Each year, chefs from popular Oahu restaurants like Chai’s Waikiki, Atlantis Seafood &Steak, Duke’s Waikiki, Hard Rock Café, and Hula Grill create new and inventive, Spam-themed dishes for the event. A total of 17 restaurants are participating in this year’s Waikiki Spam Jam. Featured dishes will include teriyaki Spam burgers, Portuguese sausage and Spam waffles, Spam and cheese sliders, and a MacSpam Brittle ice cream pop from local creamery OnoPops.

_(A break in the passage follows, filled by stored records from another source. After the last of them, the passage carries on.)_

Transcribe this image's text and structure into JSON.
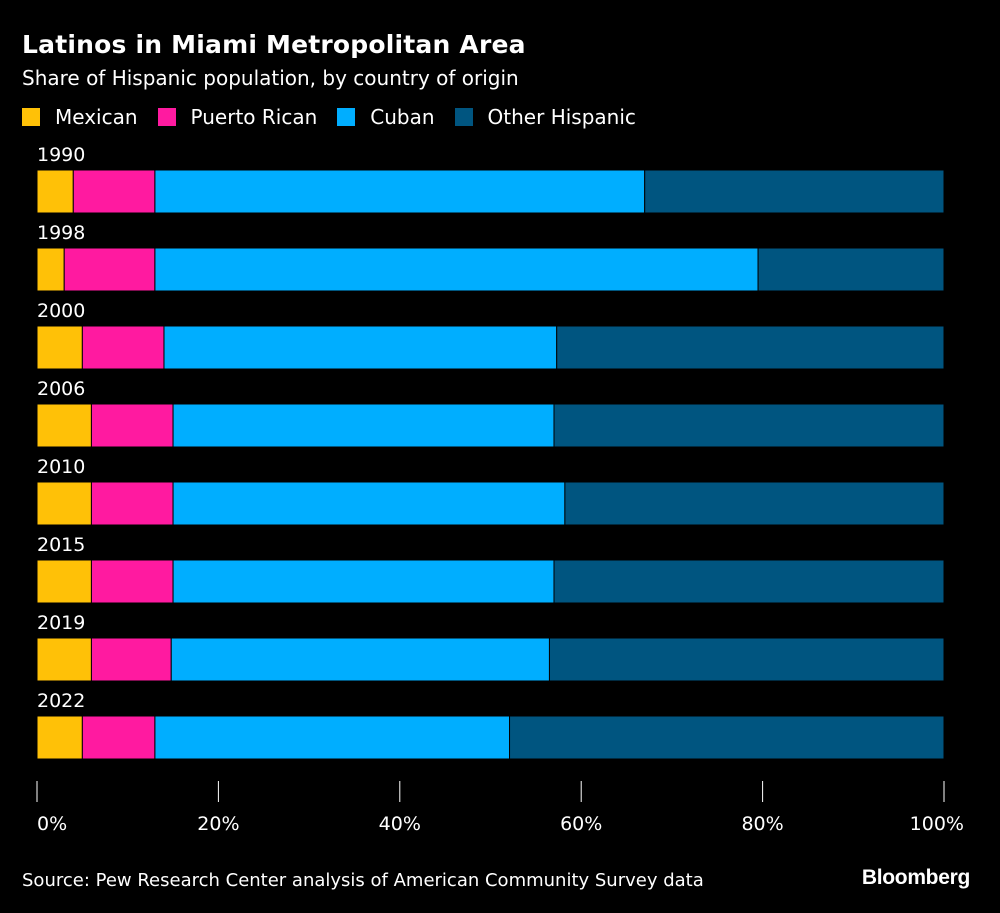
{
  "chart_data": {
    "type": "bar",
    "orientation": "horizontal",
    "stacked": true,
    "title": "Latinos in Miami Metropolitan Area",
    "subtitle": "Share of Hispanic population, by country of origin",
    "categories": [
      "1990",
      "1998",
      "2000",
      "2006",
      "2010",
      "2015",
      "2019",
      "2022"
    ],
    "series": [
      {
        "name": "Mexican",
        "color": "#ffc107",
        "values": [
          4,
          3,
          5,
          6,
          6,
          6,
          6,
          5
        ]
      },
      {
        "name": "Puerto Rican",
        "color": "#ff1aa0",
        "values": [
          9,
          10,
          9,
          9,
          9,
          9,
          8.8,
          8
        ]
      },
      {
        "name": "Cuban",
        "color": "#00aeff",
        "values": [
          54,
          66.5,
          43.3,
          42,
          43.2,
          42,
          41.7,
          39.1
        ]
      },
      {
        "name": "Other Hispanic",
        "color": "#005580",
        "values": [
          33,
          20.5,
          42.7,
          43,
          41.8,
          43,
          43.5,
          47.9
        ]
      }
    ],
    "xlim": [
      0,
      100
    ],
    "xticks": [
      "0%",
      "20%",
      "40%",
      "60%",
      "80%",
      "100%"
    ],
    "legend_position": "top-left",
    "grid": false
  },
  "footer": {
    "source": "Source: Pew Research Center analysis of American Community Survey data",
    "brand": "Bloomberg"
  }
}
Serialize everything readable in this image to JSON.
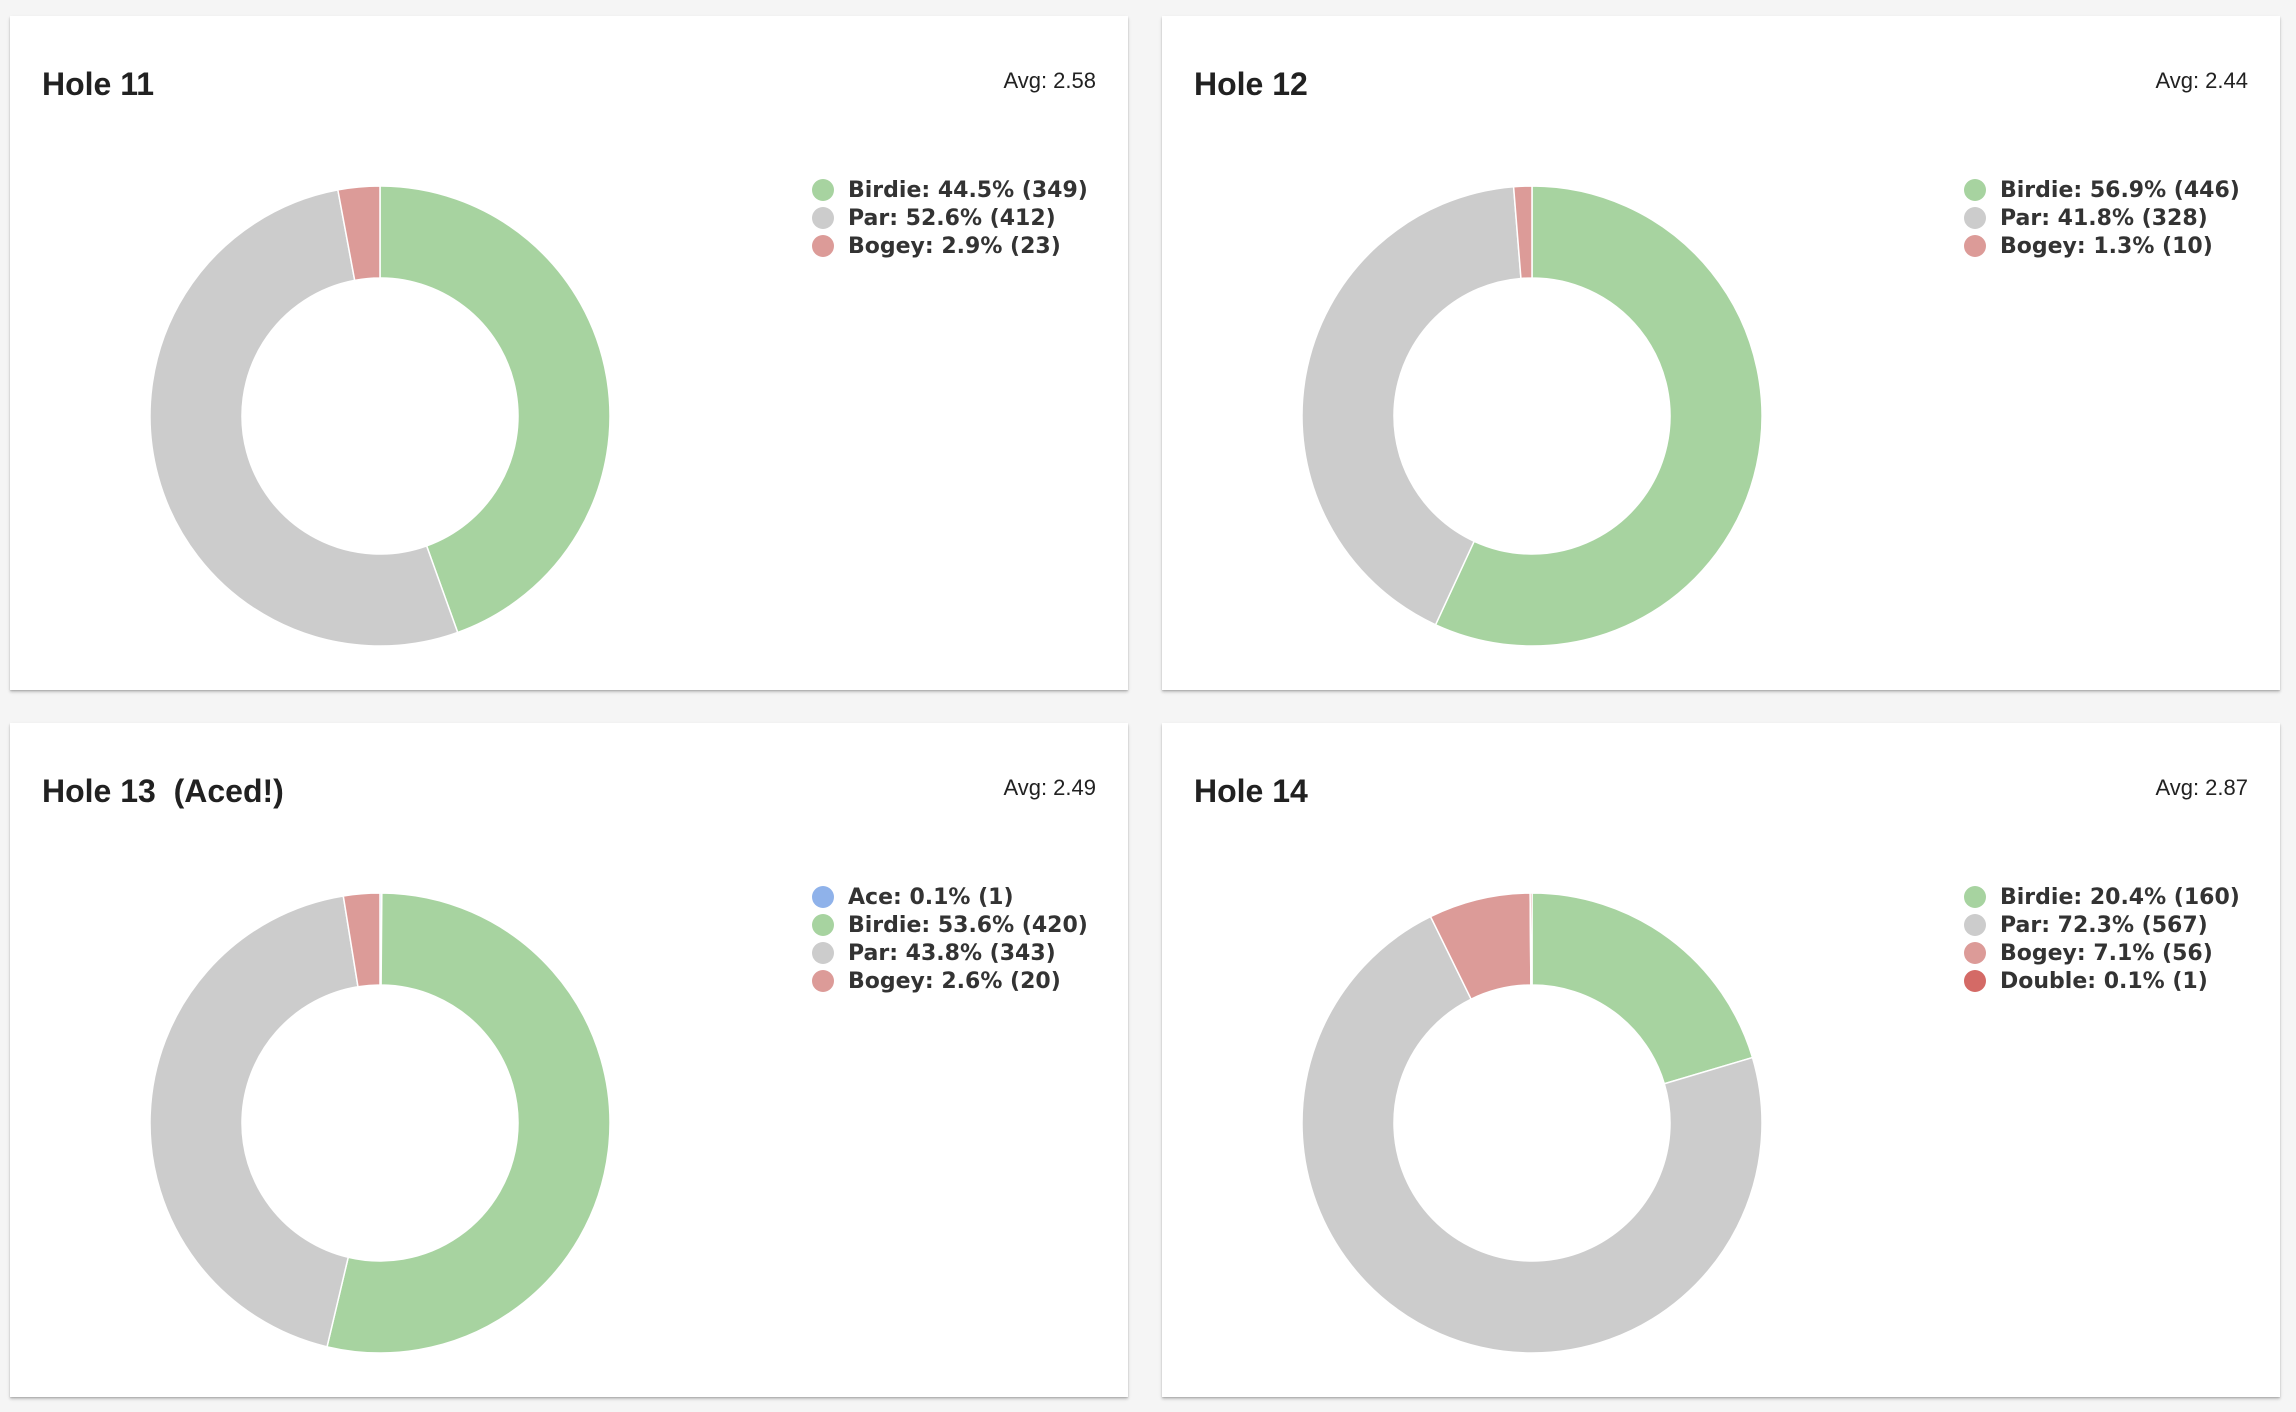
{
  "chart_data": [
    {
      "type": "pie",
      "variant": "donut",
      "title": "Hole 11",
      "avg_label": "Avg: 2.58",
      "legend_position": "top-right",
      "slices": [
        {
          "label": "Birdie: 44.5% (349)",
          "name": "Birdie",
          "percent": 44.5,
          "count": 349,
          "color": "#a7d3a0"
        },
        {
          "label": "Par: 52.6% (412)",
          "name": "Par",
          "percent": 52.6,
          "count": 412,
          "color": "#cccccc"
        },
        {
          "label": "Bogey: 2.9% (23)",
          "name": "Bogey",
          "percent": 2.9,
          "count": 23,
          "color": "#dc9b98"
        }
      ]
    },
    {
      "type": "pie",
      "variant": "donut",
      "title": "Hole 12",
      "avg_label": "Avg: 2.44",
      "legend_position": "top-right",
      "slices": [
        {
          "label": "Birdie: 56.9% (446)",
          "name": "Birdie",
          "percent": 56.9,
          "count": 446,
          "color": "#a7d3a0"
        },
        {
          "label": "Par: 41.8% (328)",
          "name": "Par",
          "percent": 41.8,
          "count": 328,
          "color": "#cccccc"
        },
        {
          "label": "Bogey: 1.3% (10)",
          "name": "Bogey",
          "percent": 1.3,
          "count": 10,
          "color": "#dc9b98"
        }
      ]
    },
    {
      "type": "pie",
      "variant": "donut",
      "title": "Hole 13  (Aced!)",
      "avg_label": "Avg: 2.49",
      "legend_position": "top-right",
      "slices": [
        {
          "label": "Ace: 0.1% (1)",
          "name": "Ace",
          "percent": 0.1,
          "count": 1,
          "color": "#8fb2ea"
        },
        {
          "label": "Birdie: 53.6% (420)",
          "name": "Birdie",
          "percent": 53.6,
          "count": 420,
          "color": "#a7d3a0"
        },
        {
          "label": "Par: 43.8% (343)",
          "name": "Par",
          "percent": 43.8,
          "count": 343,
          "color": "#cccccc"
        },
        {
          "label": "Bogey: 2.6% (20)",
          "name": "Bogey",
          "percent": 2.6,
          "count": 20,
          "color": "#dc9b98"
        }
      ]
    },
    {
      "type": "pie",
      "variant": "donut",
      "title": "Hole 14",
      "avg_label": "Avg: 2.87",
      "legend_position": "top-right",
      "slices": [
        {
          "label": "Birdie: 20.4% (160)",
          "name": "Birdie",
          "percent": 20.4,
          "count": 160,
          "color": "#a7d3a0"
        },
        {
          "label": "Par: 72.3% (567)",
          "name": "Par",
          "percent": 72.3,
          "count": 567,
          "color": "#cccccc"
        },
        {
          "label": "Bogey: 7.1% (56)",
          "name": "Bogey",
          "percent": 7.1,
          "count": 56,
          "color": "#dc9b98"
        },
        {
          "label": "Double: 0.1% (1)",
          "name": "Double",
          "percent": 0.1,
          "count": 1,
          "color": "#d46a66"
        }
      ]
    }
  ]
}
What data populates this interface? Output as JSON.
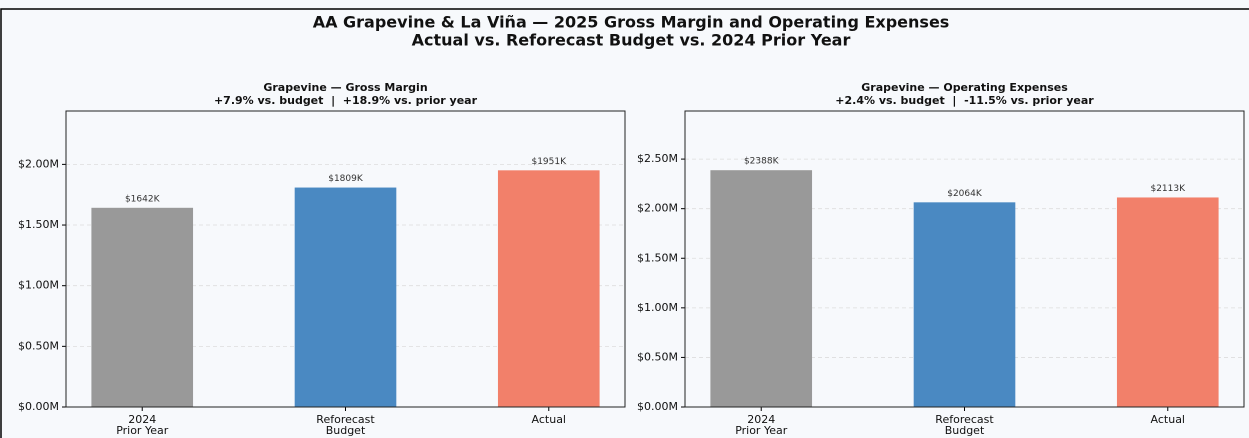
{
  "title": "AA Grapevine & La Viña — 2025 Gross Margin and Operating Expenses",
  "subtitle": "Actual vs. Reforecast Budget vs. 2024 Prior Year",
  "chart_data": [
    {
      "type": "bar",
      "title": "Grapevine — Gross Margin",
      "subtitle": "+7.9% vs. budget  |  +18.9% vs. prior year",
      "categories": [
        "2024\nPrior Year",
        "Reforecast\nBudget",
        "Actual"
      ],
      "values": [
        1642000,
        1809000,
        1951000
      ],
      "value_labels": [
        "$1642K",
        "$1809K",
        "$1951K"
      ],
      "colors": [
        "#999999",
        "#4a89c2",
        "#f2806a"
      ],
      "ylim": [
        0,
        2440000
      ],
      "yticks": [
        {
          "value": 0,
          "label": "$0.00M"
        },
        {
          "value": 500000,
          "label": "$0.50M"
        },
        {
          "value": 1000000,
          "label": "$1.00M"
        },
        {
          "value": 1500000,
          "label": "$1.50M"
        },
        {
          "value": 2000000,
          "label": "$2.00M"
        }
      ],
      "grid": true
    },
    {
      "type": "bar",
      "title": "Grapevine — Operating Expenses",
      "subtitle": "+2.4% vs. budget  |  -11.5% vs. prior year",
      "categories": [
        "2024\nPrior Year",
        "Reforecast\nBudget",
        "Actual"
      ],
      "values": [
        2388000,
        2064000,
        2113000
      ],
      "value_labels": [
        "$2388K",
        "$2064K",
        "$2113K"
      ],
      "colors": [
        "#999999",
        "#4a89c2",
        "#f2806a"
      ],
      "ylim": [
        0,
        2985000
      ],
      "yticks": [
        {
          "value": 0,
          "label": "$0.00M"
        },
        {
          "value": 500000,
          "label": "$0.50M"
        },
        {
          "value": 1000000,
          "label": "$1.00M"
        },
        {
          "value": 1500000,
          "label": "$1.50M"
        },
        {
          "value": 2000000,
          "label": "$2.00M"
        },
        {
          "value": 2500000,
          "label": "$2.50M"
        }
      ],
      "grid": true
    }
  ]
}
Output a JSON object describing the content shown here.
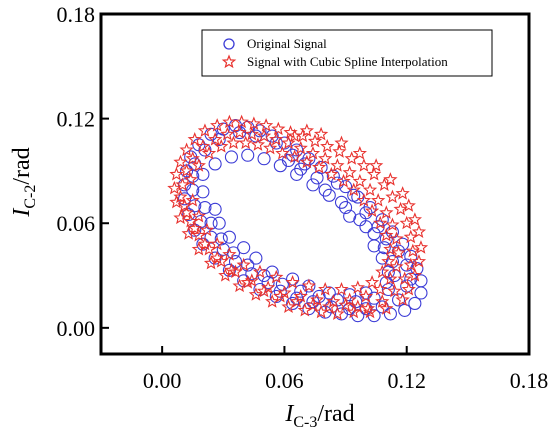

Even if you’re squeamish about the processed meat staple that is Spam, there is plenty more to enjoy at the Waikiki Spam Jam. Dozens of food tents, along with local arts and crafts, face painting and the like line the festival grounds along Kalakaua Avenue, and two musical stages will feature a variety of musical acts and hula halau. This year’s Outrigger stage (fronting the Outrigger Waikiki Hotel) will feature legendary Hawaiian singers Brother Noland and Del Beazley and Robi Kahakalau. The Royal Hawaiian Shops of Hawaii Stage will welcome the young rock outfit EMKE, as well as the Ukulele Superkids. Musical and hula performances begin at 4:30pm and continue until 9:00pm.
Every year, news media from around the world land in Waikiki to cover the Waikiki Spam Jam. The annual “spam jam” that’s held in Minnesota, where Hormel makes Spam, doesn’t generate a fraction of the interest that the Waikiki Spam Jam does. It’s a beloved annual celebration that does more than take pride in a local food favorite. It makes a significant and essential contribution to the Hawaii Foodbank, a vital service that provides much needed food to Hawaii’s most impoverished families. Attendees are encouraged to bring a can of Spam as a donation for the Hawaii Foodbank.
There are countless things that make Hawaii such a unique place in all the world, and the Waikiki Spam Jam is certainly among them.